Entre la comédie pittoresque, le polar de terroir, la farce scatologique et le théâtre gore flirtant avec la fable fantastique, Pierre Guillois transpose les ingrédients et le dixième degré de la série Z au plateau, mais la curiosité suscitée au début par une entrée en matière facétieuse fond comme neige au soleil à mesure qu’avance un récit sans queue ni tête, et malgré des tentatives de mise en abyme scénaristique. Sans chair et sans matière, l’ensemble est aussi creux qu’indigeste et questionne sur ce qu’il cherche à transmettre. En des temps où nos scènes sont plus que jamais des relais pour la pensée, des vecteurs de valeurs essentielles, où se divertir n’est pas un gros mot et le rire un vrai sas oxygénant, cette débauche de scènes absurdes et d’allusions grasses ne sert aucun propos que nous parvenions à attraper. Tout, dans ce spectacle potache et vaguement insolent, nous laisse interdit et pantois. Manque cruellement la poésie, ou du moins l’étincelle, qui ferait décoller tout ça.

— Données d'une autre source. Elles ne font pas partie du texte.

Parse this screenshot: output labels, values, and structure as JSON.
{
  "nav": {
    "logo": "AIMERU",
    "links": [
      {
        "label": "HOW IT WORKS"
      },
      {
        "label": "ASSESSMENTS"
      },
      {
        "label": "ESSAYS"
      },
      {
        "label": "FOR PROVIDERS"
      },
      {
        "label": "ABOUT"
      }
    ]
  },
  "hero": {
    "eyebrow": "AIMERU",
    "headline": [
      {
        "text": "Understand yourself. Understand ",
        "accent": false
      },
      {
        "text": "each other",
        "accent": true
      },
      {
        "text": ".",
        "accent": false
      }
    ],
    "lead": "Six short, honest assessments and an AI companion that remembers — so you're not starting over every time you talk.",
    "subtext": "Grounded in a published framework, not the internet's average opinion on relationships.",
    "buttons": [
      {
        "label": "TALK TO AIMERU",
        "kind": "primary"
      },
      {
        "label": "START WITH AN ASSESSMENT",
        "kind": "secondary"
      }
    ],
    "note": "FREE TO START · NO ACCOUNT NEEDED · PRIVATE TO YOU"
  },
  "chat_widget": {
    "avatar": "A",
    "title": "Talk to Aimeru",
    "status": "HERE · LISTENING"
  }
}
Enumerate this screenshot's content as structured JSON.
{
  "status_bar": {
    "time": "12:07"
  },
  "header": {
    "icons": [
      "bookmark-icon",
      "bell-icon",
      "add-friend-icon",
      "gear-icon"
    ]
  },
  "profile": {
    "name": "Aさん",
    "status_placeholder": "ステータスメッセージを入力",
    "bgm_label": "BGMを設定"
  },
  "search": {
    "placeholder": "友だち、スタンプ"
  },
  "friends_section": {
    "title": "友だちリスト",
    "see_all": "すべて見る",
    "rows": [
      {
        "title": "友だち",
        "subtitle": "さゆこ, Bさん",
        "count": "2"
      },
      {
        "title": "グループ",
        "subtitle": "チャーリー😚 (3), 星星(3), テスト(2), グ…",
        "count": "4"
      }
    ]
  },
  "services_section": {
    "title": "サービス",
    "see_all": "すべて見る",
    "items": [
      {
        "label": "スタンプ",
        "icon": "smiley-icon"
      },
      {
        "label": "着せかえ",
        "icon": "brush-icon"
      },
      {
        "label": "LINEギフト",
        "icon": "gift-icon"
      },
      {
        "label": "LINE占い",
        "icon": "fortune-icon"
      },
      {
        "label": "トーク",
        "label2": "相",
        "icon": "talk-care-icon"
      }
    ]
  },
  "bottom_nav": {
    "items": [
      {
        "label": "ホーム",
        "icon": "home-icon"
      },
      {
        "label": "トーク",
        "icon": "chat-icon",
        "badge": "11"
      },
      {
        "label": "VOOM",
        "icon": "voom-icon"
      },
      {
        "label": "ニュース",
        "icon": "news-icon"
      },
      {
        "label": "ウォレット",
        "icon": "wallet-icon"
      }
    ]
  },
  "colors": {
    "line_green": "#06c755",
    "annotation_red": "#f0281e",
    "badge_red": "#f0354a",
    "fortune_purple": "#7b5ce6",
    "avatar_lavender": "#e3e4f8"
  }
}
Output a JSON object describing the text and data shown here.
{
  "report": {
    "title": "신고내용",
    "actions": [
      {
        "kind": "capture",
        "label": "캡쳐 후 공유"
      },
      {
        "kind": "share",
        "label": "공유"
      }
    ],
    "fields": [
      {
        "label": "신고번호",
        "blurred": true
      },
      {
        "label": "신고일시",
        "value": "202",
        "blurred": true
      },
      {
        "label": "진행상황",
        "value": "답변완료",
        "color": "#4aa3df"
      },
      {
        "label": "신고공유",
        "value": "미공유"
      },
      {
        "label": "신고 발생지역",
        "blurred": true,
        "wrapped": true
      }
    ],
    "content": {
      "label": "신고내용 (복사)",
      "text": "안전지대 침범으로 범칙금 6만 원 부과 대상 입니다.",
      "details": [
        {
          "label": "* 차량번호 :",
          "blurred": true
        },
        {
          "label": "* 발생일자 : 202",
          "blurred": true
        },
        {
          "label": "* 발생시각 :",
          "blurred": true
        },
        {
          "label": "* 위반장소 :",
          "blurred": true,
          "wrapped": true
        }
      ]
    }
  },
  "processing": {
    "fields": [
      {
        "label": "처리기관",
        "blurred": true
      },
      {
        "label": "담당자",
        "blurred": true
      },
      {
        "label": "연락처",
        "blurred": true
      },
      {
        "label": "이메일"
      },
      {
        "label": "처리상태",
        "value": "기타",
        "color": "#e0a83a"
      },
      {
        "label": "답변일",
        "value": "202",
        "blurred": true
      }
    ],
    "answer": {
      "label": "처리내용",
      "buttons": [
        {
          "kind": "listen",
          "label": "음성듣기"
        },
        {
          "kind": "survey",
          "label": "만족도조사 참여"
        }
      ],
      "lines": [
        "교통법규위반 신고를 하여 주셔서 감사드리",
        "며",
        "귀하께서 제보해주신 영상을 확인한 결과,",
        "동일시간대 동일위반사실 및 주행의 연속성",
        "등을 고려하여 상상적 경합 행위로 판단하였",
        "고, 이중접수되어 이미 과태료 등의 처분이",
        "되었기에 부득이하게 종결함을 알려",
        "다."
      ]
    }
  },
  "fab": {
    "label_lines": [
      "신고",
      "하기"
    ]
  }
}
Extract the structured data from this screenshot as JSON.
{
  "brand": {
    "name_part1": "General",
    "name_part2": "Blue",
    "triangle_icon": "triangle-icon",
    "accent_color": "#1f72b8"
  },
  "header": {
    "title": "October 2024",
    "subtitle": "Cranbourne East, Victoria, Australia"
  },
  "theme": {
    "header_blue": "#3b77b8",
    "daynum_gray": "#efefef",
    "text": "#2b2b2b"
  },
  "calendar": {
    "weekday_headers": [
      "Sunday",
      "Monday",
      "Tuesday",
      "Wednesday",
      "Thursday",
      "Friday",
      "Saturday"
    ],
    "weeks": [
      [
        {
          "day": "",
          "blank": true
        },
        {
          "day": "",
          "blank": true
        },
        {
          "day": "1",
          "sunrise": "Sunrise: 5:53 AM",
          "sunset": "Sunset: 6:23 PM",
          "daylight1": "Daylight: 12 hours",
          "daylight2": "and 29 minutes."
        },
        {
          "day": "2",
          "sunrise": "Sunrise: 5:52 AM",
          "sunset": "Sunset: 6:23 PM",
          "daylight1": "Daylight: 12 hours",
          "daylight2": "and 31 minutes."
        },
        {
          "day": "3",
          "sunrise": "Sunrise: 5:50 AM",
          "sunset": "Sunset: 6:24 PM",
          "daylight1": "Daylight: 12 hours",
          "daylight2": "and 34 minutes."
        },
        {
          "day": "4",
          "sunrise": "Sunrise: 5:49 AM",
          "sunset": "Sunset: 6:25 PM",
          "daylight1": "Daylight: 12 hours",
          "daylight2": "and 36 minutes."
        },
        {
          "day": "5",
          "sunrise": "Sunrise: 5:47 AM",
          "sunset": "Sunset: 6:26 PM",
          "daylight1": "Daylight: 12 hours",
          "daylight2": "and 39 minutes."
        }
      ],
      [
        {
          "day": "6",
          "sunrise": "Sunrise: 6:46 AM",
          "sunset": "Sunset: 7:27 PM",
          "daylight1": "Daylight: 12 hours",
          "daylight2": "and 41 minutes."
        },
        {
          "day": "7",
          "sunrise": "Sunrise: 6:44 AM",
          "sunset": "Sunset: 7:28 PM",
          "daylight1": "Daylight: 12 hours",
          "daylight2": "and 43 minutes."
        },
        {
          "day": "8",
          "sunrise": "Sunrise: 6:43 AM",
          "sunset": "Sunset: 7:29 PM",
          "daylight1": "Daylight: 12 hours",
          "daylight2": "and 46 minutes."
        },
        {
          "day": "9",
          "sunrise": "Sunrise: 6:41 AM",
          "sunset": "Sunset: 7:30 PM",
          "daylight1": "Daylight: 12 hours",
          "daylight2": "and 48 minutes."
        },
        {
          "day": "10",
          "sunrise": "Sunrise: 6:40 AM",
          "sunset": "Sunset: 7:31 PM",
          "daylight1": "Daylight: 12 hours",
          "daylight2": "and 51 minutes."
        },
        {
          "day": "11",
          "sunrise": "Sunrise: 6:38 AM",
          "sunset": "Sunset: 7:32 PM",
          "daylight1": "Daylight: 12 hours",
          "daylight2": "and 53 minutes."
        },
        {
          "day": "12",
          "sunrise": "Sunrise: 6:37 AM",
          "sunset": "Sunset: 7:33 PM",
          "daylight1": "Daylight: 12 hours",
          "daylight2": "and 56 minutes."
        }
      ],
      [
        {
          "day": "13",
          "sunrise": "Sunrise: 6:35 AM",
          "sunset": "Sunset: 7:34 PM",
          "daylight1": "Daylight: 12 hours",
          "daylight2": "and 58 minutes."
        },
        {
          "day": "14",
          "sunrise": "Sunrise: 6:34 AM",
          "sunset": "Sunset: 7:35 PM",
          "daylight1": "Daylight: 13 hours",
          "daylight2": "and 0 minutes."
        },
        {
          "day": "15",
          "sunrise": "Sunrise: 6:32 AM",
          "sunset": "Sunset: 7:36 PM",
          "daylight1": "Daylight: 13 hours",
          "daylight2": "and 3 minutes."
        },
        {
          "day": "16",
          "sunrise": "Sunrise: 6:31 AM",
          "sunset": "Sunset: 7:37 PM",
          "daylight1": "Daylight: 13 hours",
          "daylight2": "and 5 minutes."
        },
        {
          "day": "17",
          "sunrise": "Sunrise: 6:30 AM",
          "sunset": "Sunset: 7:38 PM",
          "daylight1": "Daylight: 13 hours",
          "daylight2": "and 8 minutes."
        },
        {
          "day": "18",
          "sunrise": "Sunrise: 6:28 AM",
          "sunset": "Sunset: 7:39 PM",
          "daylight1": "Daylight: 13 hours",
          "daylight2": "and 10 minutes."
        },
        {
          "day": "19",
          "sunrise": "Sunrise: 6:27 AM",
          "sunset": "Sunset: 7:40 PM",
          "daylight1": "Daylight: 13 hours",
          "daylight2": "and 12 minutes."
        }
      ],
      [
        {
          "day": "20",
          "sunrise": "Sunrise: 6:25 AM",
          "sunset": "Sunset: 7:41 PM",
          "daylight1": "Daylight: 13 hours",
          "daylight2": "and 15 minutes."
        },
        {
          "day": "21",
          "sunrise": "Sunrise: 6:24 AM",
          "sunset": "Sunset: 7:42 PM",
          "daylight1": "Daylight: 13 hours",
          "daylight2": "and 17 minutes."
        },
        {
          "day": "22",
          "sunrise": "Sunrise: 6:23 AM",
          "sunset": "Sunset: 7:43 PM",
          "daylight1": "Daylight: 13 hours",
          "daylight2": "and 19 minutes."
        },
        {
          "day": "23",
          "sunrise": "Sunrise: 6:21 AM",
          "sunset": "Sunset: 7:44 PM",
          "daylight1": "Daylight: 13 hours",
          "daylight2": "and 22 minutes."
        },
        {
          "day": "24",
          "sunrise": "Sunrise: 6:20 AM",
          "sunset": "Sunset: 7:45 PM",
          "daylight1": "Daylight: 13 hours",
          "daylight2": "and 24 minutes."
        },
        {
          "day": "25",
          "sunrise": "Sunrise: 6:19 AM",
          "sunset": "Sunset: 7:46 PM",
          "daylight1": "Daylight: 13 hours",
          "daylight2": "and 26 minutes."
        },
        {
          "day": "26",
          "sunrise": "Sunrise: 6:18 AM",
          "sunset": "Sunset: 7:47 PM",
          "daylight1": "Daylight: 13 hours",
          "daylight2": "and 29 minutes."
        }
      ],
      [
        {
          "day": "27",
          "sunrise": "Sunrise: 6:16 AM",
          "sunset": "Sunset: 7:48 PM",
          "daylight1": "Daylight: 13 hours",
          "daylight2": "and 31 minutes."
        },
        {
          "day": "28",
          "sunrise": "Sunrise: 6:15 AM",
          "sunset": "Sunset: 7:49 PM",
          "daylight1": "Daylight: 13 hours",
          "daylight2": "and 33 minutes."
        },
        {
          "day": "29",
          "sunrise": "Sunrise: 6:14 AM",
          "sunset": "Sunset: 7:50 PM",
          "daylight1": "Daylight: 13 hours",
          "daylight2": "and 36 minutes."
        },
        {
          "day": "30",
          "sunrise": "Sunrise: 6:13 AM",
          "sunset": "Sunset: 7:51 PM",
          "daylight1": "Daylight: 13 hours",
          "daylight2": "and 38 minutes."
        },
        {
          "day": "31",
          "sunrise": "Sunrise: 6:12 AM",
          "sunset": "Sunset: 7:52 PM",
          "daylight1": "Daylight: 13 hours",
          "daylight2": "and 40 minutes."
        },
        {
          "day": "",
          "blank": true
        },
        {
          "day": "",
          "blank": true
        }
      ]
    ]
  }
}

Marie Plantin – www.sceneweb.fr
Josiane
de et par Pierre Guillois
Avec Jean-Paul Muel, Jean-Pierre Kalfon, Agathe L’Huillier, Thomas Blanchard, Romain Cottard, Vincent Debost , Martin Karmann et la participation de Bernard Menez
Assistante à la mise en scène Lorraine Kerlo Auregan
Scénographie Laura Léonard
Lumières Vincent Haffemayer
Costumes Axel Aust, assisté de Camille Pénager
Création sonore Loïc Lecadre
Créatures Carole Allemand
Effets spéciaux Jérôme Lopez
Perruques Gérald Portenart
Répétitrice Armelle LecoeurCoproduction La Pépinière théâtre ; Acmé Production ; Matrioshka Productions ; Atelier Théâtre Actuel ; Taita Productions ; Pony Production
Durée : 1h30
Théâtre de la Pépinière, Paris
à partir du 3 décembre 2024
Complètement d’accord. Le public ne s’y trompe pas : nous étions 15 dans la salle. Tellement dommage…
Tout à fait d’accord avec Marie Plantin. Nous avons été voir la pièce ce samedi soir, nous avons été déçus . Cette pièce n’a ni queue ni tête. Pour ma part je n’ai même pas souri et au bout d’une demi-heure j’étais prêt à quitter la salle! Nul! J’avais pitié pour les acteurs ! Xavier.
Mille merci pour cette critique si juste !
Je suis très surprise des autres critiques que j’ai pu lire. Cette pièce va de déception en déception, des propos sexistes, homophobes, vulgaires qui n’apportent rien à la pièce. Aucune intrigue, cela n’avait rien de drôle ou de loufoque, c’était tout simplement pathétique.